My first real, full-time job out of college was working for the Post-Tribune. I was at the bottom of the totem pole, but I loved it. My position was dummy clerk, which meant I started the layout of each paper by placing the ads on the pages.
It wasn’t very taxing; more like working a giant puzzle, but I was able to interact with not only the ad department, but also reporters, editors and the production staff. Heady stuff for someone just out of journalism school. I was able garner a great overview of the newspaper industry and what it takes to produce a daily paper.
Think back on your first job and what you earned.
Colin Kennedy, Dyer: I was a lifeguard at a local community pool. Thought it would be a good way to meet girls, but we had to pull someone out of the water my first week on the job. After that I realized people could be depending on me for their very lives. I learned a life lesson: how I do my job, any job, not only affects me but many others. I think I’ve gone into other work situations with a greater sense of responsibility.

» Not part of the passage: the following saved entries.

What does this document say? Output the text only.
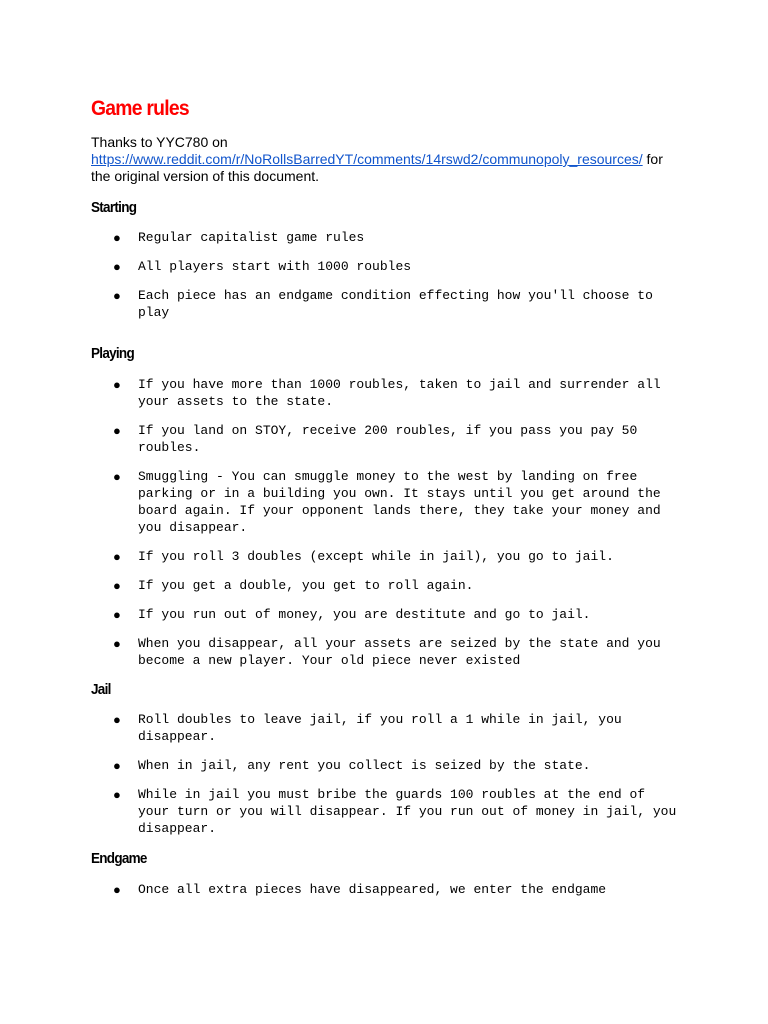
Game rules
Thanks to YYC780 on
https://www.reddit.com/r/NoRollsBarredYT/comments/14rswd2/communopoly_resources/ for
the original version of this document.
Starting
● Regular capitalist game rules
● All players start with 1000 roubles
● Each piece has an endgame condition effecting how you'll choose to play
Playing
● If you have more than 1000 roubles, taken to jail and surrender all your assets to the state.
● If you land on STOY, receive 200 roubles, if you pass you pay 50 roubles.
● Smuggling - You can smuggle money to the west by landing on free parking or in a building you own. It stays until you get around the board again. If your opponent lands there, they take your money and you disappear.
● If you roll 3 doubles (except while in jail), you go to jail.
● If you get a double, you get to roll again.
● If you run out of money, you are destitute and go to jail.
● When you disappear, all your assets are seized by the state and you become a new player. Your old piece never existed
Jail
● Roll doubles to leave jail, if you roll a 1 while in jail, you disappear.
● When in jail, any rent you collect is seized by the state.
● While in jail you must bribe the guards 100 roubles at the end of your turn or you will disappear. If you run out of money in jail, you disappear.
Endgame
● Once all extra pieces have disappeared, we enter the endgame
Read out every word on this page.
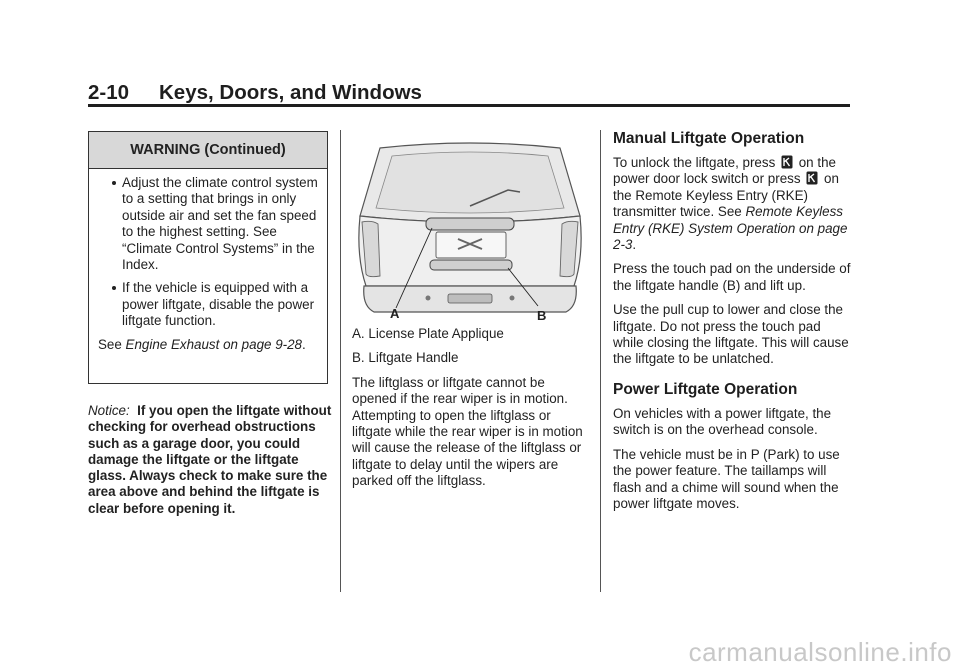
2-10 Keys, Doors, and Windows
WARNING (Continued)
Adjust the climate control system to a setting that brings in only outside air and set the fan speed to the highest setting. See “Climate Control Systems” in the Index.
If the vehicle is equipped with a power liftgate, disable the power liftgate function.
See Engine Exhaust on page 9-28.
Notice: If you open the liftgate without checking for overhead obstructions such as a garage door, you could damage the liftgate or the liftgate glass. Always check to make sure the area above and behind the liftgate is clear before opening it.
A	B
A. License Plate Applique
B. Liftgate Handle
The liftglass or liftgate cannot be opened if the rear wiper is in motion. Attempting to open the liftglass or liftgate while the rear wiper is in motion will cause the release of the liftglass or liftgate to delay until the wipers are parked off the liftglass.
Manual Liftgate Operation
To unlock the liftgate, press on the power door lock switch or press on the Remote Keyless Entry (RKE) transmitter twice. See Remote Keyless Entry (RKE) System Operation on page 2-3.
Press the touch pad on the underside of the liftgate handle (B) and lift up.
Use the pull cup to lower and close the liftgate. Do not press the touch pad while closing the liftgate. This will cause the liftgate to be unlatched.
Power Liftgate Operation
On vehicles with a power liftgate, the switch is on the overhead console.
The vehicle must be in P (Park) to use the power feature. The taillamps will flash and a chime will sound when the power liftgate moves.
carmanualsonline.info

George Boliker, Hammond: When I was a teen, my parents would send me to my aunt and uncle’s farm in Nebraska to work for the summer. My uncle expected me to work side-by-side with the regular farm workers and it was tough, hot, hard labor. I came away with a greater appreciation for what it takes to put food on the tables of this country.
Maryann Morando, Highland: I desperately wanted my own car when I turned 16 so my parents said they would match me, dollar for dollar, on what I could earn. I didn’t want to do fast food so I turned to babysitting…taking ever job I could get, even passing up dates. Over the course of a year, I earned $3,500 and, with the match, I was able to buy a really nice used car. I learned the pride of working for something I wanted.